Intestinal cryptosporidiosis is one of the most significant diarrheal diseases affecting people around the world. The condition is caused by the oocyst-forming protozoan parasite from the genus Cryptosporidium that has the propensity to survive in and transmit through source waters, making it a grave public health threat.
Although the intestine is the primary target in all cases of intestinal cryptosporidiosis, there may be significant differences in the clinical presentation, depending on the host and parasite population. The major groups at risk include immunocompetent individuals in developed countries, children in developing countries, as well as immunocompromised hosts (most notably patients with acquired immunodeficiency disorder or AIDS).
Pathogenesis and Host Immune Response
Cryptosporidium is not well-known for penetrating deep tissues and causing a systemic infection. Conversely, this parasite finds its niche in a membrane-bound compartment located on the apical side of the intestinal epithelium. Still, it can cause substantial abnormalities in the secretory and absorptive functions of the gut.
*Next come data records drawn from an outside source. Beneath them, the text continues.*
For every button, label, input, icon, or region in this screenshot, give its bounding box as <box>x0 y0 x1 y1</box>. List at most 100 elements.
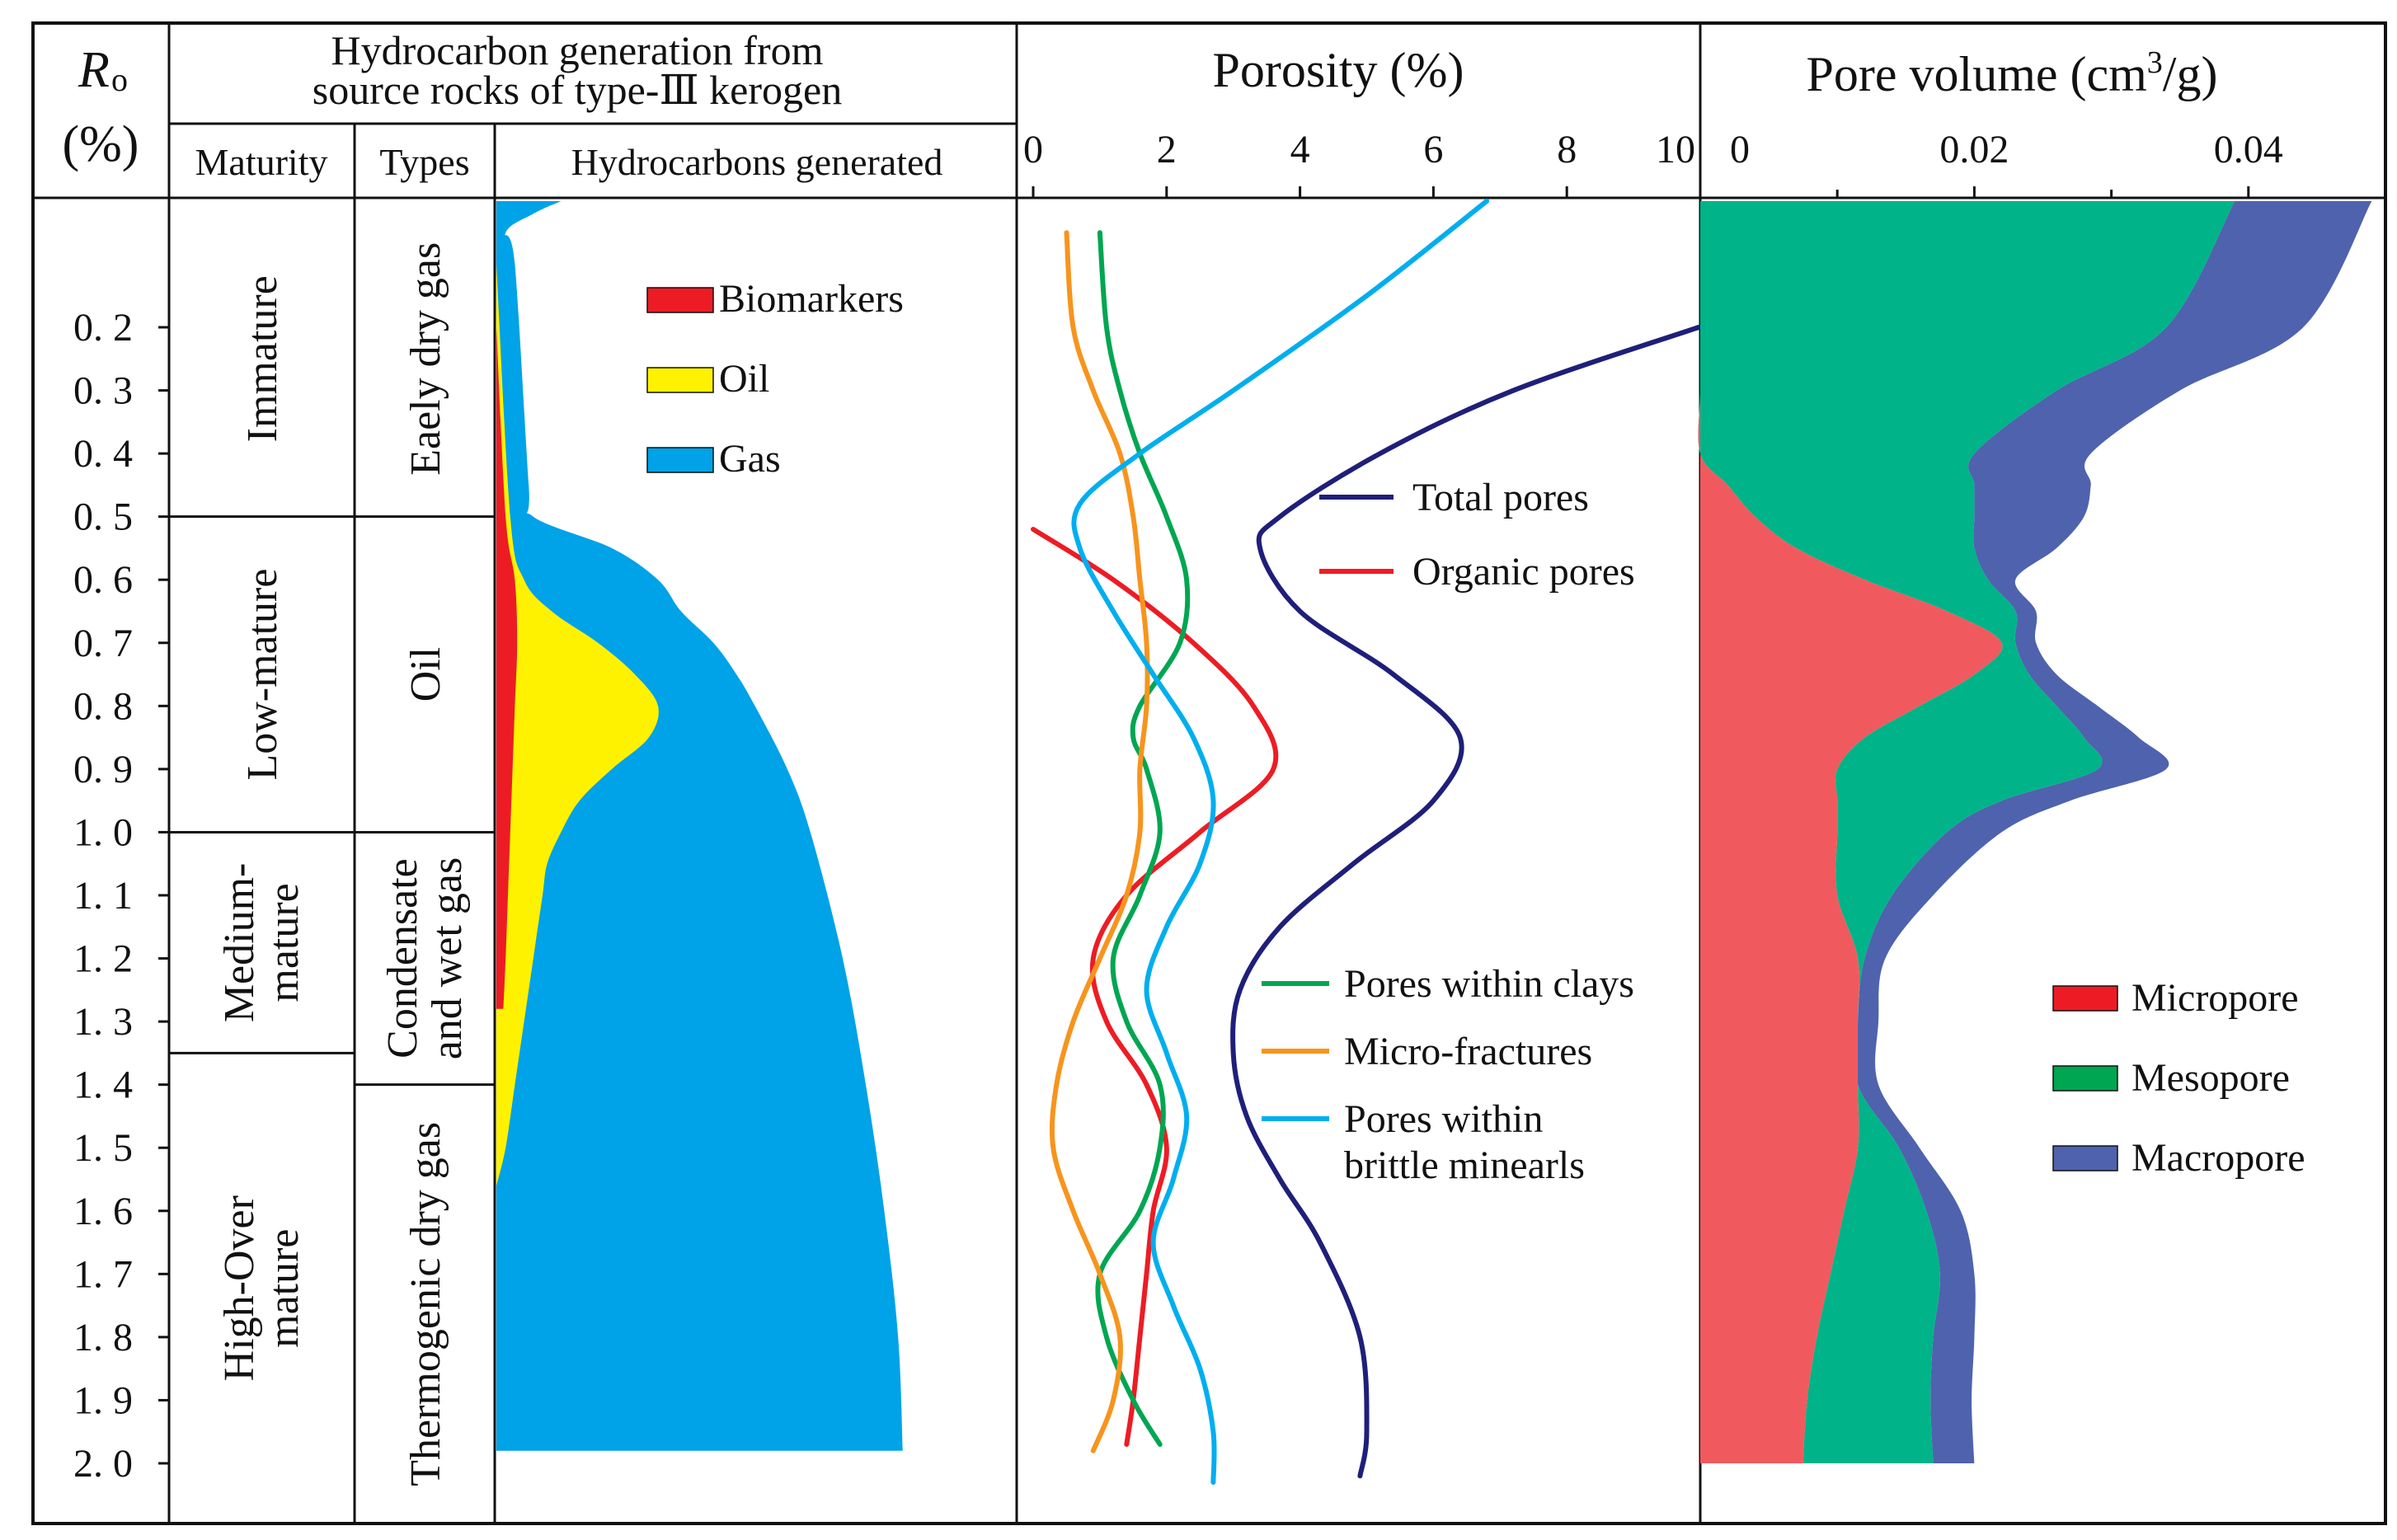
pore-volume-title-sup: 3 <box>2147 45 2163 80</box>
pore-volume-legend-label: Mesopore <box>2131 1056 2290 1100</box>
pore-volume-area-mesopore <box>1698 200 2235 1463</box>
maturity-zone-text: Low-mature <box>239 569 286 781</box>
porosity-title: Porosity (%) <box>1213 43 1464 97</box>
ro-tick-label: 0. 6 <box>73 558 133 602</box>
ro-tick-label: 1. 3 <box>73 1000 133 1044</box>
porosity-tick-label: 10 <box>1656 128 1695 171</box>
ro-tick-label: 1. 5 <box>73 1126 133 1170</box>
ro-symbol: R <box>78 42 110 98</box>
type-zone-label: Oil <box>402 647 449 702</box>
porosity-tick-label: 6 <box>1423 128 1443 171</box>
porosity-header: Porosity (%) 0 2 4 6 8 10 <box>1023 43 1702 198</box>
pore-volume-tick-label: 0.02 <box>1939 128 2009 171</box>
ro-tick-label: 1. 6 <box>73 1190 133 1233</box>
porosity-legend: Total pores Organic pores Pores within cla… <box>1262 476 1635 1187</box>
ro-tick-label: 0. 8 <box>73 684 133 728</box>
ro-tick-label: 0. 5 <box>73 495 133 539</box>
pore-volume-legend-label: Micropore <box>2131 976 2299 1020</box>
type-zone-text: Condensate <box>379 858 426 1059</box>
hc-legend-label: Gas <box>719 437 781 481</box>
maturity-zone-text: mature <box>261 1229 308 1348</box>
hc-title-line2: source rocks of type-Ⅲ kerogen <box>313 67 842 113</box>
porosity-line-1 <box>1031 527 1279 1447</box>
ro-tick-label: 0. 7 <box>73 622 133 665</box>
hc-title-line1: Hydrocarbon generation from <box>331 27 824 73</box>
outer-border <box>31 21 2387 1525</box>
types-column-header: Types <box>379 141 469 183</box>
type-zone-text: Thermogenic dry gas <box>402 1122 449 1486</box>
porosity-tick-label: 8 <box>1557 128 1577 171</box>
hc-area-oil <box>496 264 659 1186</box>
pore-volume-header: Pore volume (cm3/g) 0 0.02 0.04 <box>1699 45 2283 198</box>
porosity-legend-label: Micro-fractures <box>1344 1030 1592 1073</box>
hydrocarbon-generation-plot <box>496 201 903 1451</box>
ro-tick-label: 1. 9 <box>73 1378 133 1422</box>
porosity-tick-label: 2 <box>1157 128 1177 171</box>
maturity-zone-text: High-Over <box>216 1195 263 1381</box>
porosity-tick-label: 4 <box>1290 128 1310 171</box>
hc-legend-swatch <box>646 287 714 313</box>
pore-volume-title-end: /g) <box>2163 47 2218 101</box>
ro-tick-label: 0. 9 <box>73 748 133 791</box>
type-zone-text: Oil <box>402 647 449 702</box>
ro-tick-label: 1. 1 <box>73 874 133 918</box>
hc-area-gas <box>496 201 903 1451</box>
porosity-legend-label: brittle minearls <box>1344 1143 1585 1187</box>
porosity-legend-label: Pores within clays <box>1344 962 1634 1006</box>
porosity-x-axis: 0 2 4 6 8 10 <box>1023 128 1702 198</box>
ro-tick-label: 2. 0 <box>73 1442 133 1486</box>
pore-volume-area-macropore <box>1854 200 2372 1463</box>
type-zone-text: and wet gas <box>424 857 471 1059</box>
ro-tick-label: 0. 2 <box>73 306 133 350</box>
pore-volume-legend: Micropore Mesopore Macropore <box>2052 976 2305 1180</box>
maturity-column-header: Maturity <box>195 141 328 183</box>
ro-axis: 0. 2 0. 3 0. 4 0. 5 0. 6 0. 7 0. 8 0. 9 1. 0 1. 1… <box>73 306 169 1486</box>
porosity-plot <box>1031 198 1701 1485</box>
ro-tick-label: 1. 8 <box>73 1316 133 1359</box>
pore-volume-x-axis: 0 0.02 0.04 <box>1699 128 2283 198</box>
ro-subscript: o <box>111 61 128 98</box>
pore-volume-tick-label: 0.04 <box>2214 128 2283 171</box>
pore-volume-title-main: Pore volume (cm <box>1807 47 2147 101</box>
maturity-zone-label: Immature <box>239 275 286 442</box>
porosity-line-2 <box>1095 230 1191 1447</box>
pore-volume-area-micropore <box>1698 200 2003 1463</box>
porosity-tick-label: 0 <box>1023 128 1043 171</box>
ro-unit: (%) <box>63 116 139 172</box>
hydrocarbon-legend: Biomarkers Oil Gas <box>646 277 904 481</box>
pore-volume-legend-swatch <box>2052 1065 2118 1092</box>
ro-tick-label: 1. 4 <box>73 1063 133 1107</box>
maturity-zone-text: mature <box>261 883 308 1002</box>
hc-legend-label: Biomarkers <box>719 277 904 321</box>
maturity-zone-text: Immature <box>239 275 286 442</box>
type-zone-text: Eaely dry gas <box>402 242 449 476</box>
maturity-zones: ImmatureLow-matureMedium-matureHigh-Over… <box>169 275 355 1381</box>
pore-volume-legend-swatch <box>2052 985 2118 1012</box>
pore-volume-legend-label: Macropore <box>2131 1136 2305 1180</box>
type-zone-label: Thermogenic dry gas <box>402 1122 449 1486</box>
porosity-legend-label: Organic pores <box>1412 550 1635 594</box>
pore-volume-tick-label: 0 <box>1730 128 1750 171</box>
pore-volume-plot <box>1698 200 2372 1463</box>
ro-tick-label: 1. 2 <box>73 937 133 981</box>
porosity-legend-label: Total pores <box>1412 476 1589 519</box>
ro-tick-label: 0. 3 <box>73 369 133 413</box>
maturity-zone-text: Medium- <box>216 863 263 1023</box>
ro-tick-label: 0. 4 <box>73 432 133 476</box>
ro-tick-label: 1. 0 <box>73 810 133 854</box>
porosity-line-4 <box>1071 198 1490 1485</box>
ro-header: R o (%) <box>63 42 139 172</box>
maturity-zone-label: Low-mature <box>239 569 286 781</box>
pore-volume-legend-swatch <box>2052 1145 2118 1171</box>
hc-header: Hydrocarbon generation from source rocks… <box>195 27 943 183</box>
hc-legend-swatch <box>646 367 714 393</box>
maturity-zone-label: Medium-mature <box>216 863 308 1023</box>
porosity-line-3 <box>1049 230 1150 1453</box>
ro-tick-label: 1. 7 <box>73 1252 133 1296</box>
hydrocarbons-column-header: Hydrocarbons generated <box>571 141 943 183</box>
porosity-line-0 <box>1230 325 1701 1479</box>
The mechanism may be due to direct injury to the epithelial cells, or indirectly by recruiting inflammatory cells and cytokines to the site of infection.
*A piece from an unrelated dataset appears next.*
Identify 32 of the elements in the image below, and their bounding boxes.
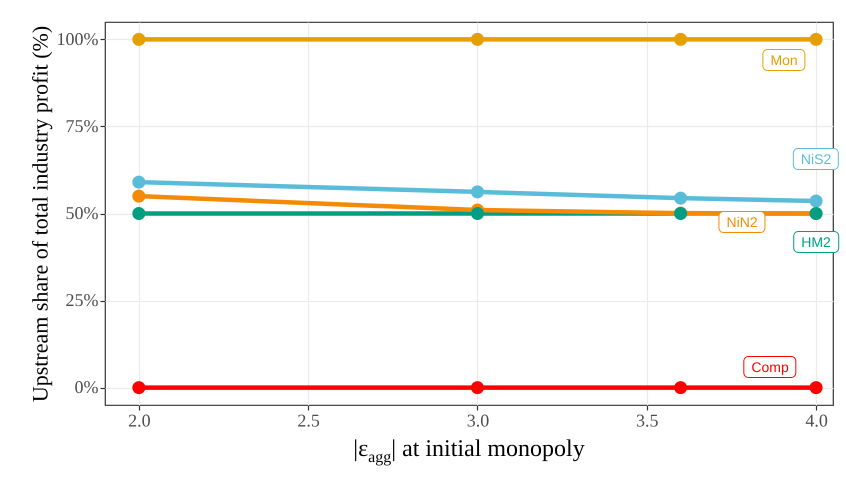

A pivotal initial step is the attachment of the parasite to the host cells through two classes of proteins: thrombospondin-related adhesive proteins and mucin-like glycoproteins. Ensuing cell damage arises due to the multiple sequelae, such as:
- the interruption of tight cell junctions
- the release of lactate dehydrogenase
- a loss of barrier function
- amplified cell death
The mechanisms required for the clearance of intestinal cryptosporidiosis involve a prominent role for gamma-interferon, but the exact mode of action by which this cytokine imparts resistance is ambiguous. It is also known that the CD4 T lymphocytes are indispensable for the resolution of acute and chronic cryptosporidiosis.
Clinical Presentation
Symptoms of cryptosporidiosis develop after a period of time called the prepatent period, lasting on average one week. During this time the parasites invade the epithelial cells of the intestine and proliferate. As a result of this invasion, immunocompetent adults usually present with watery diarrhea that may in certain cases be profuse, prolonged and mucoid.
Accompanying symptoms are analogous to those in other diarrheal illnesses, including but not limited to nausea, vomiting, abdominal cramps and low-grade fever. Sometimes nonspecific symptoms occur as well, such as weakness, muscle aches, headache, malaise and anorexia.
Although supportive therapy leads to a resolution of the disease, in as many as 40% of cases symptoms may become chronic, akin to irritable bowel syndrome. Relapses may follow a period without diarrhea that can last between several days and several weeks. Other chronic sequelae may include fatigue, arthralgia and eye pain.
Childhood diarrhea is the most common clinical presentation of cryptosporidiosis in developing nations. Less common features seen in children may include low-grade fever, cough, shortness of breath and cough. It must be noted that abdominal pain is less frequent in children with intestinal cryptosporidiosis when compared to other diarrheal diseases.
There is also a plethora of evidence that suggests the frequent occurrence of milder or even asymptomatic intestinal cryptosporidiosis. For example, the prevalence of seroconversion, which means the presence of detectable antibodies in the blood, is higher than that of clinically diagnosed disease, both in developed and developing countries.